On April 27, CoinEx hosted an X Space AMA focused on $NAT and Bitcoin’s “second miner subsidy,” bringing together Alfred Ngai from CoinEx and William Gomez from The Block Runner to discuss a question that is becoming more important for Bitcoin’s future: how do miners stay economically incentivized as block subsidies keep falling? CoinEx also highlighted its recent support for the BTC-native version of $NAT, as well as the ongoing “Deposit $NAT on CoinEx” campaign and community giveaway.

Why the conversation matters

Bitcoin’s block subsidy was cut again after the 2024 halving, leaving miners with 3.125 BTC per block, while transaction fees continue to represent only a small portion of miner revenue in many periods. That makes the long-term security budget a central issue for anyone thinking seriously about Bitcoin’s durability over the next decade and beyond.

In the AMA, the discussion framed $NAT as a market-driven way to add an additional incentive layer for miners without changing Bitcoin’s consensus rules. The key idea is simple: if miners are responsible for securing the network, the market should continue to develop mechanisms that reward that work as block subsidies decline.

What $NAT is

$NAT was presented as a Bitcoin-native asset designed around the Digital Matter Theory framework, with issuance tied to Bitcoin block data rather than to arbitrary token design choices. In the AMA, William described it as a non-arbitrary asset that is discovered from Bitcoin’s own structure, not created through a conventional token launch process.

According to CoinEx’s listing information, NAT is generated with every Bitcoin block and distributed directly to Bitcoin miners as an additional subsidy reward. That makes it different from many other Bitcoin ecosystem assets, because its narrative is not centered only on speculation or collectibles, but on block production, miner incentives, and the economics of proof-of-work itself.

The security budget challenge

A major theme of the AMA was Bitcoin’s long-term security budget. As block subsidies continue to fall over time, the network becomes more dependent on transaction fees, but fee revenue does not always grow quickly enough to fully replace lost subsidy income.

William’s argument was that this creates a structural gap: miners still incur real costs for electricity, hardware, and infrastructure, but the revenue model becomes more fragile after each halving. In that context, $NAT was framed as a complementary subsidy layer that may help align miner incentives with the ongoing work of securing the network.

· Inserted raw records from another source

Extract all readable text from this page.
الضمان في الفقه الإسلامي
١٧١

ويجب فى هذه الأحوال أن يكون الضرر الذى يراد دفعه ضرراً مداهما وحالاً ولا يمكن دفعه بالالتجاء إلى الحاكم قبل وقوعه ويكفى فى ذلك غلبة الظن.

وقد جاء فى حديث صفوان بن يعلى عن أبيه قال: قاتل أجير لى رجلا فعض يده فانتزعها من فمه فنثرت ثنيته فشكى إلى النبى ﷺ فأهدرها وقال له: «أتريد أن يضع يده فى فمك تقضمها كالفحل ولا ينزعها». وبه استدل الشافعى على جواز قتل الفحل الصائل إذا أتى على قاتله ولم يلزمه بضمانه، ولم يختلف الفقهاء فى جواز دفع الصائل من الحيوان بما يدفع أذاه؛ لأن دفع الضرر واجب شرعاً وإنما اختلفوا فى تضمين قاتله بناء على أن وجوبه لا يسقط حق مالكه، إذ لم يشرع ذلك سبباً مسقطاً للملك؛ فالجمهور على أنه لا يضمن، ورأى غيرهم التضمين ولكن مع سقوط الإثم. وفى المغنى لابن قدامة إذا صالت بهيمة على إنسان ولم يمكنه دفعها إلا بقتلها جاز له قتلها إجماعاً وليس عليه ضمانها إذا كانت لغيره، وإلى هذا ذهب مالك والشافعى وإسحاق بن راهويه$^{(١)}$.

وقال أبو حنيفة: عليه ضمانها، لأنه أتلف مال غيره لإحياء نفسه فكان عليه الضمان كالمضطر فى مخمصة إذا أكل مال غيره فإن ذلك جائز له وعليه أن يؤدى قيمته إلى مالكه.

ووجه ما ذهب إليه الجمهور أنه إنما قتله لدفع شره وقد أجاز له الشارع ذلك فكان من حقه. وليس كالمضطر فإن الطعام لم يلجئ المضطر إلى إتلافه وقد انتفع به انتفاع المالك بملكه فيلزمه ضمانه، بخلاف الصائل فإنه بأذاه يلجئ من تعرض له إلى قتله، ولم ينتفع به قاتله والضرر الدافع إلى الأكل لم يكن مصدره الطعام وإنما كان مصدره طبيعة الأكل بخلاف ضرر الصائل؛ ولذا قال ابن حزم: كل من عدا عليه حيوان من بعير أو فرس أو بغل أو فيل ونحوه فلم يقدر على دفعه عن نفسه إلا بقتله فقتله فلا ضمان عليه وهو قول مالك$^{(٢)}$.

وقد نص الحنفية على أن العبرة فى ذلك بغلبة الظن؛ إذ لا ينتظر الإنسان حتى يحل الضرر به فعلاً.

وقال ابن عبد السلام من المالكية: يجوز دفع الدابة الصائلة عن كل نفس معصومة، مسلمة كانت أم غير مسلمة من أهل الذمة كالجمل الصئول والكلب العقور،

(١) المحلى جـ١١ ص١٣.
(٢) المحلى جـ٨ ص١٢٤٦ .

Why native exchange support matters

Another key topic in the AMA was CoinEx’s support for the BTC-native version of $NAT. Native exchange support matters because Bitcoin-native assets often require more specialized infrastructure than standard ERC-20 or bridged assets, including wallet education, indexing support, and careful handling of Bitcoin-layer mechanics.

By listing the native version, CoinEx helps lower the barrier for users who want access to $NAT without compromising its connection to Bitcoin’s base layer. For the broader ecosystem, this is an important signal that centralized exchanges can support Bitcoin-native assets in a more infrastructure-aware way, rather than only serving wrapped or synthetic versions.

What the AMA community asked

The audience questions showed that the community is already thinking beyond the narrative and into the mechanics. Questions covered whether a $NAT fee market would compete with Bitcoin’s base-layer fees, how the dual-earning model works for miners, how the system behaves during hash rate drops, how $NAT avoids becoming purely speculative, and what technical infrastructure supports issuance and tracking.

That mix of questions is important because it shows the conversation around Bitcoin-native assets is moving from “what is this?” to “how does it actually work?” and “what role can it play in the network’s future?”

Looking ahead

The AMA closed with a forward-looking view of what to watch over the next 6 to 12 months: broader mining pool adoption, deeper ecosystem support, better education around Bitcoin’s security economics, and more discussion around Bitcoin-native asset primitives. CoinEx also used the session to remind listeners about the active NAT campaign and the live NAT/USDT market on the exchange.

Whether someone approaches $NAT as a miner incentive experiment, a Bitcoin-native asset, or a new market narrative, the underlying question is the same: how can Bitcoin’s security model remain strong as subsidies decline? That question is likely to stay central to the next phase of Bitcoin ecosystem development.